Related papers: Calibrating LLM-Based Evaluator

Calibrating LLM-Based Evaluator

URL: http://arxiv.org/abs/2309.13308v1
Date: Sat, 23 Sep 2023 08:46:11 GMT
Title: Calibrating LLM-Based Evaluator
Authors: Yuxuan Liu, Tianchi Yang, Shaohan Huang, Zihan Zhang, Haizhen Huang, Furu Wei, Weiwei Deng, Feng Sun, Qi Zhang
Abstract summary: We propose AutoCalibrate, a multi-stage, gradient-free approach to calibrate and align an LLM-based evaluator toward human preference. Instead of explicitly modeling human preferences, we first implicitly encompass them within a set of human labels. Our experiments on multiple text quality evaluation datasets illustrate a significant improvement in correlation with expert evaluation through calibration.
Score: 92.17397504834825
License: http://arxiv.org/licenses/nonexclusive-distrib/1.0/
Abstract: Recent advancements in large language models (LLMs) on language modeling and emergent capabilities make them a promising reference-free evaluator of natural language generation quality, and a competent alternative to human evaluation.
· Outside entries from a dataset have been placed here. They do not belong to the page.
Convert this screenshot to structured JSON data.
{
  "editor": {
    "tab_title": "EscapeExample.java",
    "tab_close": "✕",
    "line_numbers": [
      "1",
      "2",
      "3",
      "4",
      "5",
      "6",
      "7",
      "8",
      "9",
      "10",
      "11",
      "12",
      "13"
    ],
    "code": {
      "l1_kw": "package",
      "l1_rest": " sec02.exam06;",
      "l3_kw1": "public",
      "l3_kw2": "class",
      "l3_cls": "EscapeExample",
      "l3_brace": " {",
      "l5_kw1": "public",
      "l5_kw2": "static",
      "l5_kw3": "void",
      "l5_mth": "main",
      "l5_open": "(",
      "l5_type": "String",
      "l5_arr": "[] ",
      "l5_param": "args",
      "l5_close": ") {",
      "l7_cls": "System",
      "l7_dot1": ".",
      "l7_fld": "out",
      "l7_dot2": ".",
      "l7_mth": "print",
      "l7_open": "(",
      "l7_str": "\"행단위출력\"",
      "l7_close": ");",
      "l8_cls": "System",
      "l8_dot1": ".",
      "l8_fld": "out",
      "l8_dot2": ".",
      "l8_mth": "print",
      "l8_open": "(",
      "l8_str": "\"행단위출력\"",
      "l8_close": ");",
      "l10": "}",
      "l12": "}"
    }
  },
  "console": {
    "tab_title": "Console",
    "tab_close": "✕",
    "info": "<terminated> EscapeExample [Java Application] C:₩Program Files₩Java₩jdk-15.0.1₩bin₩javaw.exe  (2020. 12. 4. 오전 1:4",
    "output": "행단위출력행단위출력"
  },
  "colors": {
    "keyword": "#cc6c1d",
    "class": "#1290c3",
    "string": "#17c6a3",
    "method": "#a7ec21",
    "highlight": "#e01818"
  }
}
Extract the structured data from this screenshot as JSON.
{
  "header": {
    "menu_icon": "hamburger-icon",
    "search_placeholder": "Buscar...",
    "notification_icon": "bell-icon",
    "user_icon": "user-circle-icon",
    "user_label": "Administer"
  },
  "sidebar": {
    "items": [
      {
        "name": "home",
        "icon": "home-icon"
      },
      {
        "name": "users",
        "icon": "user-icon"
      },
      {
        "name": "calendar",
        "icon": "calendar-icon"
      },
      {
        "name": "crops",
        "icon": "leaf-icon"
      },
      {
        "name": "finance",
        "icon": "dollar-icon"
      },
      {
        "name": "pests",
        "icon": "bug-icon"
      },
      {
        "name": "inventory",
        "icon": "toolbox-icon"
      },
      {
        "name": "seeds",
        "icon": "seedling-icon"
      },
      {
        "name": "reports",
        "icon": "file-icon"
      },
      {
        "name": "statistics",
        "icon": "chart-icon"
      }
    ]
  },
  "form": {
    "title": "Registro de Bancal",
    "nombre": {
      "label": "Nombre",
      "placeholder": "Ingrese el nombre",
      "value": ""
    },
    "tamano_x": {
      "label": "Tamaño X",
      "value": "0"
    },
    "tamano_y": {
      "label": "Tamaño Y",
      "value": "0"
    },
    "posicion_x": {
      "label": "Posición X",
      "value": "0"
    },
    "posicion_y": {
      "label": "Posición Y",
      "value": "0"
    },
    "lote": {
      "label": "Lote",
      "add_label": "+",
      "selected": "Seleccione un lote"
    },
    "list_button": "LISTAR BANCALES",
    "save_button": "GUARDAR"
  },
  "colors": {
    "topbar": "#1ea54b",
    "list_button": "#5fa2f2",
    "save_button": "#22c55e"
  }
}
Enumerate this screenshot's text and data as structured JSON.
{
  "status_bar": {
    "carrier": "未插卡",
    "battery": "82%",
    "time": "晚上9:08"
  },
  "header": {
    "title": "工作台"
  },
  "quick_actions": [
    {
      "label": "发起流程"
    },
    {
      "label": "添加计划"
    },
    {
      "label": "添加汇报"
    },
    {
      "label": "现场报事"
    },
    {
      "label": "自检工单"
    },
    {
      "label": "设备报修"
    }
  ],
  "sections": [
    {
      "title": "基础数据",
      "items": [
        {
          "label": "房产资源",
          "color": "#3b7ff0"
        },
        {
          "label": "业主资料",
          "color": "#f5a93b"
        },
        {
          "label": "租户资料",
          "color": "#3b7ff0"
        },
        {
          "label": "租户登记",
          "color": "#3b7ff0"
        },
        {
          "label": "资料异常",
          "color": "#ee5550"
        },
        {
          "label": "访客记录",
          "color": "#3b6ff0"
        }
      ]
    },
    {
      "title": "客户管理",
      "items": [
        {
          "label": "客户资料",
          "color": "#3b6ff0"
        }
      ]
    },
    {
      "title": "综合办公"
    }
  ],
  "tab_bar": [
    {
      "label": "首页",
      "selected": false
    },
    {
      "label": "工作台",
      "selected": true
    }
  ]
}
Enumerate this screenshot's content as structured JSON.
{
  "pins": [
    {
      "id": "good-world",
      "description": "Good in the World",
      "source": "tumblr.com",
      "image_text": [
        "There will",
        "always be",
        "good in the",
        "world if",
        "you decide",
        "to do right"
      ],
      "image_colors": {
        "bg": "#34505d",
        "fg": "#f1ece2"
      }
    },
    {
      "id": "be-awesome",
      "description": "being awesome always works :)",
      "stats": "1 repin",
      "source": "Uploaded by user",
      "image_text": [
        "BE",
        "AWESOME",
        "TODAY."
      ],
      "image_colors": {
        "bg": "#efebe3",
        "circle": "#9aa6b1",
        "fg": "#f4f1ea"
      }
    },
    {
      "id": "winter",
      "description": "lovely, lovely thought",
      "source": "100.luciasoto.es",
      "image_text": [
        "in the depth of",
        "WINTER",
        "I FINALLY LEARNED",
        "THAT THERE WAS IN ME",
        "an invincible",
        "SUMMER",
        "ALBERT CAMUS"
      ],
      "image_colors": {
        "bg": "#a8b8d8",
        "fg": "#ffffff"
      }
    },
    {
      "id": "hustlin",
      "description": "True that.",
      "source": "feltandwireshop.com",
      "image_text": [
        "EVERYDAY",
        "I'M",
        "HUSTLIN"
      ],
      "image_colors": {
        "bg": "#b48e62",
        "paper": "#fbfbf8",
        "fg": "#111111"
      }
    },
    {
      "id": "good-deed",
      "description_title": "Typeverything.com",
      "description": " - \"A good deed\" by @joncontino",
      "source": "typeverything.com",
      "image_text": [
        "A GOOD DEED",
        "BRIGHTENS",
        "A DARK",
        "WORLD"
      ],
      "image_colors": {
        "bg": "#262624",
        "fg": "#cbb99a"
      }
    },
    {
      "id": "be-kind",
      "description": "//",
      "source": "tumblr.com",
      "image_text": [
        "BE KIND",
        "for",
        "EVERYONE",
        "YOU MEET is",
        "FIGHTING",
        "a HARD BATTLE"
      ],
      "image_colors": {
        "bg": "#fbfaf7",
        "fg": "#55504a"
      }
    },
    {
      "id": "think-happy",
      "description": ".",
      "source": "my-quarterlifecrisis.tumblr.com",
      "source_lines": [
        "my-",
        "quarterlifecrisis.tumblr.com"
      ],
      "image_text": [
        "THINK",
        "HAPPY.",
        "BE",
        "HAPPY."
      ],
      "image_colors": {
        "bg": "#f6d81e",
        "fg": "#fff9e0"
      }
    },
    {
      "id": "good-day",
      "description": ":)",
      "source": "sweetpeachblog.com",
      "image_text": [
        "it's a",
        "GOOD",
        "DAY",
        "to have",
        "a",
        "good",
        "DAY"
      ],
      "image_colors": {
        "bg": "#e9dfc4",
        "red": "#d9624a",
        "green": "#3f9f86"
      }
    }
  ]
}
However, hindered by the closed-source or high computational demand to host and tune, there is a lack of practice to further calibrate an off-the-shelf LLM-based evaluator towards better human alignment. In this work, we propose AutoCalibrate, a multi-stage, gradient-free approach to automatically calibrate and align an LLM-based evaluator toward human preference. Instead of explicitly modeling human preferences, we first implicitly encompass them within a set of human labels. Then, an initial set of scoring criteria is drafted by the language model itself, leveraging in-context learning on different few-shot examples. To further calibrate this set of criteria, we select the best performers and re-draft them with self-refinement. Our experiments on multiple text quality evaluation datasets illustrate a significant improvement in correlation with expert evaluation through calibration. Our comprehensive qualitative analysis conveys insightful intuitions and observations on the essence of effective scoring criteria.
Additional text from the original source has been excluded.